I'll get the minor problems out of the way first, as they won't take up much time. First, the editing job is a little rushed. Before (and shortly after) the disaster that takes place at the beginning of the book, each chapter is headed with "disaster minus 6 hours" and the like. However, these don't always match up with the pacing of the book. Janeway makes a comment about it being less than five hours since Harry Kim had mentioned the strange sensor readings, but that doesn't match the chapter heading when that actually happened. A minor annoyance, really, and something that is easily ignored.

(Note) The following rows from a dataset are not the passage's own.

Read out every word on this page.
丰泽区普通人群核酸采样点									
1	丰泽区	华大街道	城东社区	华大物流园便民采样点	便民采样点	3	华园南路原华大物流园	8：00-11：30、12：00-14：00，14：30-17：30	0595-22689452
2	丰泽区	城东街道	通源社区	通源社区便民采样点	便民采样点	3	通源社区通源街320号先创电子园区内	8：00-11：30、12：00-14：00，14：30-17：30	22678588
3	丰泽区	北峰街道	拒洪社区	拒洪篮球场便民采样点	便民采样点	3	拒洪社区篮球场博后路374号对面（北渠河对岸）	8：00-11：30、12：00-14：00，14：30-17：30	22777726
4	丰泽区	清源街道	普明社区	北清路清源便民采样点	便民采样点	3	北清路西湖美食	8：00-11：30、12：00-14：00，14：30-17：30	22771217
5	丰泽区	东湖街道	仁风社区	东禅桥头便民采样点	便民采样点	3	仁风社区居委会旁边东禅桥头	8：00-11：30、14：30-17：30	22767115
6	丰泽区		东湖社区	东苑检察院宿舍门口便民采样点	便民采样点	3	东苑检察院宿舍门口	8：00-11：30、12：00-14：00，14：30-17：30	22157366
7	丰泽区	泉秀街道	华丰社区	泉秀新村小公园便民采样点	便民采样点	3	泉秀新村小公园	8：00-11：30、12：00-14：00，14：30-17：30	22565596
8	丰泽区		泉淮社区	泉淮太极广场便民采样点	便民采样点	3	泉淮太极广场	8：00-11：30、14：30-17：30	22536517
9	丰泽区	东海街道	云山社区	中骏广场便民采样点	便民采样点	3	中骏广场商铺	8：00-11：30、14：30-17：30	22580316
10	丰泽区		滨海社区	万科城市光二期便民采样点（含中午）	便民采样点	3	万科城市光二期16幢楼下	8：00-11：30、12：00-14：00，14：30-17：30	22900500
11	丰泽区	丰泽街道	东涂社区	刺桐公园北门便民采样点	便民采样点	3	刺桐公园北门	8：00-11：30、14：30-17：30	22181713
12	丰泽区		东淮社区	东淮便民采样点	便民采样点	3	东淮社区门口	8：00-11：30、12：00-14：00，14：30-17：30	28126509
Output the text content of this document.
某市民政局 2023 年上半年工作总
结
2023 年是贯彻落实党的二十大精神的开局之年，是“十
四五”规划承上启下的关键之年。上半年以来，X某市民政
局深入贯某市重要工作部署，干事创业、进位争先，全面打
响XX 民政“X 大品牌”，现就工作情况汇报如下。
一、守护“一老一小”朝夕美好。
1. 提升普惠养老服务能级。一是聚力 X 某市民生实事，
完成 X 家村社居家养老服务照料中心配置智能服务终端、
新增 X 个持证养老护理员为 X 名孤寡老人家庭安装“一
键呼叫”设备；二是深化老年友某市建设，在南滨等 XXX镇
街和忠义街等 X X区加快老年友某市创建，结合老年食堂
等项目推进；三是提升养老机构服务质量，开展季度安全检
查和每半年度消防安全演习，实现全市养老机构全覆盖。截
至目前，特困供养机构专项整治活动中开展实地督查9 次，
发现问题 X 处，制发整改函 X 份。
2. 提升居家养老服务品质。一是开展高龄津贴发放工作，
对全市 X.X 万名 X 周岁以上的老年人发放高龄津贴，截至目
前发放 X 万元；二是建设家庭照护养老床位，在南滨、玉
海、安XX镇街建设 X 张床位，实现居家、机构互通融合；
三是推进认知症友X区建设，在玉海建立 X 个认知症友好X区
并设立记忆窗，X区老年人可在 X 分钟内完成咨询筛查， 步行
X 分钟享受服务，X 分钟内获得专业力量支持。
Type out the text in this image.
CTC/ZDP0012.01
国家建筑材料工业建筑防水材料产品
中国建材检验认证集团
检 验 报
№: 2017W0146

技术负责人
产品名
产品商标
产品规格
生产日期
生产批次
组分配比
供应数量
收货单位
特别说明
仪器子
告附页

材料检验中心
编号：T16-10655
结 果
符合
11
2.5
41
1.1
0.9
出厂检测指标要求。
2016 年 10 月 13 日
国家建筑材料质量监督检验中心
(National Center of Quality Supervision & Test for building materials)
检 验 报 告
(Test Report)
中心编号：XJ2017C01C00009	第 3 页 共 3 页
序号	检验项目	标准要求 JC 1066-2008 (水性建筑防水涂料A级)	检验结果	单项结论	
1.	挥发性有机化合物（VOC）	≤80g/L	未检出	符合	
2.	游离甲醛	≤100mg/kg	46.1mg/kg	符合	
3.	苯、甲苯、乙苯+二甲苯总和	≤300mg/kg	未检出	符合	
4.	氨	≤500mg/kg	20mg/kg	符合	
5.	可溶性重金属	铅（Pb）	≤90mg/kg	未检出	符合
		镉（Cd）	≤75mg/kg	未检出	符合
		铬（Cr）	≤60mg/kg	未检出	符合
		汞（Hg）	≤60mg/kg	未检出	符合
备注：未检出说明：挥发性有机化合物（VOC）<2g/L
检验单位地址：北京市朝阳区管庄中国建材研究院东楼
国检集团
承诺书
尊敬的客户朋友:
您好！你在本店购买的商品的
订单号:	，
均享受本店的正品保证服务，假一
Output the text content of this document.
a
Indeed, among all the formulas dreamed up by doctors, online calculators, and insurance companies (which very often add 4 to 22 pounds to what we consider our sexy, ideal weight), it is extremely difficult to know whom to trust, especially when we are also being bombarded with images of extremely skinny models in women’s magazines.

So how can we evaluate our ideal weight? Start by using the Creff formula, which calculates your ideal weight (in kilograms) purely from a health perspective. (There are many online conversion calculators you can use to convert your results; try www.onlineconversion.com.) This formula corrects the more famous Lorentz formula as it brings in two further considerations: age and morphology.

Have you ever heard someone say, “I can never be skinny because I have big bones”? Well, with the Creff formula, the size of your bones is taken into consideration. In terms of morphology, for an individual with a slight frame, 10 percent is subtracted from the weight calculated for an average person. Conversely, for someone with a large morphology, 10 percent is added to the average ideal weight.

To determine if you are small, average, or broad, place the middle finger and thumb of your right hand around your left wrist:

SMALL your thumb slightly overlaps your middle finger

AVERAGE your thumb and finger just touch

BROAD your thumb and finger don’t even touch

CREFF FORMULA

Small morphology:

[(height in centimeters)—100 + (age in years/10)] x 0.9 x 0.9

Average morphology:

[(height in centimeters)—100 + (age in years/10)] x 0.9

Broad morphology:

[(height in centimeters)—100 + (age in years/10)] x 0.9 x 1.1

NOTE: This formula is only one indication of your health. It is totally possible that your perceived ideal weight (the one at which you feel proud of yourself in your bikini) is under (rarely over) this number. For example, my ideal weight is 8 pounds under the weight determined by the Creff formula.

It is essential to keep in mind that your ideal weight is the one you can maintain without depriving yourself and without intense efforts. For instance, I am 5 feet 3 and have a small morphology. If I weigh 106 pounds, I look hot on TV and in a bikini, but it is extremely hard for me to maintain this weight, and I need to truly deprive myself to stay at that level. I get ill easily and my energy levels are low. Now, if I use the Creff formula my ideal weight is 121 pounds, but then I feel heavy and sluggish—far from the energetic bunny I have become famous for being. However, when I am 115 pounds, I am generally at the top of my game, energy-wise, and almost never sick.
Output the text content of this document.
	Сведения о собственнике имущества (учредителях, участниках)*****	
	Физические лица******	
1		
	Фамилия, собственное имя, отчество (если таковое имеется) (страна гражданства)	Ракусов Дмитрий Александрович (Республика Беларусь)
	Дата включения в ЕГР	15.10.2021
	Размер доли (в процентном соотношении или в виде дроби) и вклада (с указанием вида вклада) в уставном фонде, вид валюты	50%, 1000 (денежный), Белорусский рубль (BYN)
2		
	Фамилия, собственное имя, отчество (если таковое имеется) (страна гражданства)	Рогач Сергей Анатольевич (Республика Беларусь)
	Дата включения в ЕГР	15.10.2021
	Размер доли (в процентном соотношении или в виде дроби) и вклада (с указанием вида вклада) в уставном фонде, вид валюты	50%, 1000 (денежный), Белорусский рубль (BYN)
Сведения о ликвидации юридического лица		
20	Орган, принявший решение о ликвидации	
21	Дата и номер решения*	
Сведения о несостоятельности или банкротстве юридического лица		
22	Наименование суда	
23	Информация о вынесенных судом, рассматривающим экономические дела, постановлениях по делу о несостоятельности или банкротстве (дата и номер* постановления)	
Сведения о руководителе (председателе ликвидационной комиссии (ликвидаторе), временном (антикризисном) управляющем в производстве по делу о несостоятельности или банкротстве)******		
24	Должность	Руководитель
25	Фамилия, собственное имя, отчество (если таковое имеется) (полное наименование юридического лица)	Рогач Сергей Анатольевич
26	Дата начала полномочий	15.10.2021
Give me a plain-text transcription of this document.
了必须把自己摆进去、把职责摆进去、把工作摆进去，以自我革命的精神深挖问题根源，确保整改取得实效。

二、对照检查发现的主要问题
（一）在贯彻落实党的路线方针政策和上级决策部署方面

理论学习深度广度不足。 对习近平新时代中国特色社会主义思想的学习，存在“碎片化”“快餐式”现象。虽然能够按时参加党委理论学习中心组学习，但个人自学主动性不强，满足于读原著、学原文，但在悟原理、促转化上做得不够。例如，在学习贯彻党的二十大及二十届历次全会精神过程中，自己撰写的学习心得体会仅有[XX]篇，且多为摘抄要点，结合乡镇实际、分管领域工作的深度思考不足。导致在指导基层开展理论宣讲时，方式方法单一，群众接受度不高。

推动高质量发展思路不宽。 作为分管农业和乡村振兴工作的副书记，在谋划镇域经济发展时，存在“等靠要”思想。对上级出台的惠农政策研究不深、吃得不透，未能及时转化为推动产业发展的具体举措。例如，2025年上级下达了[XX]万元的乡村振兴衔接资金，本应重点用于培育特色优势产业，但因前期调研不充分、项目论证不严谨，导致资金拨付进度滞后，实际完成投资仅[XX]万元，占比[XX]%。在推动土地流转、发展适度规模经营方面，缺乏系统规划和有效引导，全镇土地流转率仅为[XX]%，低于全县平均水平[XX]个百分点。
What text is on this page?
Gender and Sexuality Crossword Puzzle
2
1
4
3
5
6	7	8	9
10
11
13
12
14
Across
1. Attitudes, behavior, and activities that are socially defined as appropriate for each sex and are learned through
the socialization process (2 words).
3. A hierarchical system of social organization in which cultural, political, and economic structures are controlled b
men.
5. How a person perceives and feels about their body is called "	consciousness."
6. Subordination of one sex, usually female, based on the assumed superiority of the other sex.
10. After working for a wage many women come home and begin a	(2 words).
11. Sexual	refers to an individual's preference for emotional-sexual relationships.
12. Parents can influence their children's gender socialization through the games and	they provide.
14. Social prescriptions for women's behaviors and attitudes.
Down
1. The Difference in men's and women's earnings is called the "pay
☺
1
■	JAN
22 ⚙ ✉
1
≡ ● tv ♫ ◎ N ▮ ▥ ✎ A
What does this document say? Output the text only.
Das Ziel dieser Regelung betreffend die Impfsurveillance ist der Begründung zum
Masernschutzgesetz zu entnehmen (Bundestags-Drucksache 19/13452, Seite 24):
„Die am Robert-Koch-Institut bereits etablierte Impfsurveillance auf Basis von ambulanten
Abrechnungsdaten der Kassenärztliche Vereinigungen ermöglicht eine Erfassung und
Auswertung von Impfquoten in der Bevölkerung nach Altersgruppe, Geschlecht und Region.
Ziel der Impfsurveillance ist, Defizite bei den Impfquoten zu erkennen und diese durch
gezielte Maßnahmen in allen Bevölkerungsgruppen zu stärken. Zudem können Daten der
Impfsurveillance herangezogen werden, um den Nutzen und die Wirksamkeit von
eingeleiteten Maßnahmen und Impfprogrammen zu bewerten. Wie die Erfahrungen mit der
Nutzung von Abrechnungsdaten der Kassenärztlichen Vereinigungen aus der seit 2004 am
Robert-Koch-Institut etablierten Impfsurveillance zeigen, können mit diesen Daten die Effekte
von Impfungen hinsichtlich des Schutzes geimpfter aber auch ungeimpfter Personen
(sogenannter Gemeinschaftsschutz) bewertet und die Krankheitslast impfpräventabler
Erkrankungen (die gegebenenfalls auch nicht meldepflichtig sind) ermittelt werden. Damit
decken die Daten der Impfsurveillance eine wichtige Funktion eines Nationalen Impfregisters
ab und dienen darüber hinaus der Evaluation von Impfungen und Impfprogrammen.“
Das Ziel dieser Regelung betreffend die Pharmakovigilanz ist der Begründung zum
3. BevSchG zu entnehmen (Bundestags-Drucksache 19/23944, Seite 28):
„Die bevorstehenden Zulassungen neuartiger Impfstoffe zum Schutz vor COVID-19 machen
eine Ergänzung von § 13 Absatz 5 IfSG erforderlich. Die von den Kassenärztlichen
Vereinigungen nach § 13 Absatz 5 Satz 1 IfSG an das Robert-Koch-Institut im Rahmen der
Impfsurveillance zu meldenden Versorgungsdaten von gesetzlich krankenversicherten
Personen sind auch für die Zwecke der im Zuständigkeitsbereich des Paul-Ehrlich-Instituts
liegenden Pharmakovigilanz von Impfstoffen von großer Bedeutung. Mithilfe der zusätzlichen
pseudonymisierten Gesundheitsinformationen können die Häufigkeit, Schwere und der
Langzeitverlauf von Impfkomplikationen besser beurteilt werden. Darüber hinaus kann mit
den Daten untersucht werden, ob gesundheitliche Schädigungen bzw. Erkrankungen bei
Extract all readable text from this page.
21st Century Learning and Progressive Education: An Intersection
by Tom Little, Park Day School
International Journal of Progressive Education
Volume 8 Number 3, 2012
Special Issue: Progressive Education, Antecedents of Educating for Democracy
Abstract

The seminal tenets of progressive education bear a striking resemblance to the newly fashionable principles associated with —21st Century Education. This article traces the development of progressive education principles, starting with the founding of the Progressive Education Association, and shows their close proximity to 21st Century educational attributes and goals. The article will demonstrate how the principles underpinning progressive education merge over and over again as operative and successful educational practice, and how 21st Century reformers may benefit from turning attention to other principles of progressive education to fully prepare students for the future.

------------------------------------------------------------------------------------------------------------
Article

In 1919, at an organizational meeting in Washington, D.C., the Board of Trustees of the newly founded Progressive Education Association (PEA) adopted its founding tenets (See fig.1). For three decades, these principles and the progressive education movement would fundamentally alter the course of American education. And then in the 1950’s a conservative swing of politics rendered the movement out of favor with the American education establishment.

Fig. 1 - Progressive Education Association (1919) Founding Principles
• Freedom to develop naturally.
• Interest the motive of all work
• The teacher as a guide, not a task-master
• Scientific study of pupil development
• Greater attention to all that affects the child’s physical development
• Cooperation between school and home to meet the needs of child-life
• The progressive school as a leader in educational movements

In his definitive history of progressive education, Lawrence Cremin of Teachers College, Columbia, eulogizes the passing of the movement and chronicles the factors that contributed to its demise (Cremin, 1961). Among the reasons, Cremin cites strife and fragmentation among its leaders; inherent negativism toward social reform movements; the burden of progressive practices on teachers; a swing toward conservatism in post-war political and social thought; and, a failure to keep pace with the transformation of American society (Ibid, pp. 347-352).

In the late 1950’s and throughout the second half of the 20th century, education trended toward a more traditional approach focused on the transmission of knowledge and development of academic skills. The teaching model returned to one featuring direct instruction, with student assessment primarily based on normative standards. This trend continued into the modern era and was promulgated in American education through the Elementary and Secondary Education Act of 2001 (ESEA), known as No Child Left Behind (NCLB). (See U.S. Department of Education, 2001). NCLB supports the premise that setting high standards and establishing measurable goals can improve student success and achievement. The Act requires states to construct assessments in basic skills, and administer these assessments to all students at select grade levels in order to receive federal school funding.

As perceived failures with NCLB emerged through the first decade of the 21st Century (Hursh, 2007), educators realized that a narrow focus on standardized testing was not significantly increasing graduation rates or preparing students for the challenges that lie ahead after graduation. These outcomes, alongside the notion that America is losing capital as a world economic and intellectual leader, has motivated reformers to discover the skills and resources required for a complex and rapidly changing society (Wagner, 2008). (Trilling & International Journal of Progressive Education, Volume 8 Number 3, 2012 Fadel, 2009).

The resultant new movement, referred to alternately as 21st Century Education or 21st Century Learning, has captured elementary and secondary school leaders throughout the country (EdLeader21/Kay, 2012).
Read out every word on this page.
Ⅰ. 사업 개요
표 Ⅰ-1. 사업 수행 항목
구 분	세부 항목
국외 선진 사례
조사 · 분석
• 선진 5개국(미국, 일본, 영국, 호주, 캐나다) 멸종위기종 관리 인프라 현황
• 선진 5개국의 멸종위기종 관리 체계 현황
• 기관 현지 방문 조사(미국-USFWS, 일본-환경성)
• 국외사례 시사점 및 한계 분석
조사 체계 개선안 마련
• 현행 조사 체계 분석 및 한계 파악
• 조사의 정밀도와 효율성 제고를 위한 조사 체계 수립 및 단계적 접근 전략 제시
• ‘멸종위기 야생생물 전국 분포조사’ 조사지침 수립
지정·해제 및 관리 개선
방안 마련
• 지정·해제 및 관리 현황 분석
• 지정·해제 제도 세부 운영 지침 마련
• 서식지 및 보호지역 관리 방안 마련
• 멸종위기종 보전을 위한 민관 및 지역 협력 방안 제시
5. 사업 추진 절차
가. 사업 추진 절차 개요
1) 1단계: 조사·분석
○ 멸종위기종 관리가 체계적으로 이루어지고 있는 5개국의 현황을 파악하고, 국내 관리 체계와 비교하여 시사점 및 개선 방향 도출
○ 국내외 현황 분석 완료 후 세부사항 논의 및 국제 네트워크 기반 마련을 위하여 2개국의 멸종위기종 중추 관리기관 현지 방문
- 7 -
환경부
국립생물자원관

Secondly, while Neelix is certainly in character, and I can see every thought that Lang gave to him coming from the television character himself, I found that it made him even more annoying than he was on the show. So kudos to Lang for capturing him so perfectly, but I feel even more like he should be shoved out an airlock now. I just found his thinking about his own importance to the crew, as Morale Officer more than as a chef, getting on my nerves. I guess that's a compliment to the author, though it did make me wish Lang hadn't used him.

Everything else in Cohesion is great, though. Lang has done what every media tie-in needs to do: captured the characters perfectly while putting his own stamp on them. I found Torres' hostility toward Seven completely believable, and Seven's annoyance with Torres' extreme emotionalism was perfect as well. The two of them don't get along well at all, and it's only their professionalism and concern for the fate of Voyager that holds them together. It was especially illuminating when they could see inside each other's mind, and we Seven sees first hand how B'elanna really feels. I especially liked Torres' resistance to stopping their voyage home to help out every downtrodden species they come across. Everybody else on Voyager is captured perfectly too, with the book having that fourth/fifth season feel to it.

Especially effective was a little narrative touch of Lang's. Chakotay and Kathryn Janeway have an interesting relationship, kind of an almost romantic but definitely friends one. Whenever Lang tells a scene from Chakotay's point of view and Janeway does something, he says "Kathryn sat on the chair" rather than "Janeway sat on the chair," which is the way Lang says it from anybody else's point of view. This was a really nice way of capturing that relationship without completely calling attention to it. Not only that, of course, but Chakotay's actions and thoughts throughout the novel ring true to this as well. He seems to be walking that line between friend (and prospective lover?) and first officer, gently chiding her when he thinks she needs to go rest.

Some people have criticized the "super-Janeway" that's in the book, who is able to pretty much do anything. I don't think I agree with that. While she does have her hands in a lot of the little problems going on in the book, this is no different than her portrayal in the series, and actually a bit toned down from that. She dips into some of the engineering problems (which has already been established as one of her specialties), but for the most part she lets her assistant engineers do their jobs without interference. One thing I definitely liked about her (and the rest of the crew's) portrayal is that, when a major accident happens, wiping out a large group of people, they grieve but they don't wallow in that grief, unlike A Time to Sow. They get on with things. They don't blame themselves, which I was expecting.

String Theory: Cohesion is an excellent book, both for the Voyager fan who thinks the re-launch is horrible, as well as for those who are a little nostalgic for the series itself. Even a non-fan may get some enjoyment out of it. An excellent start to the series.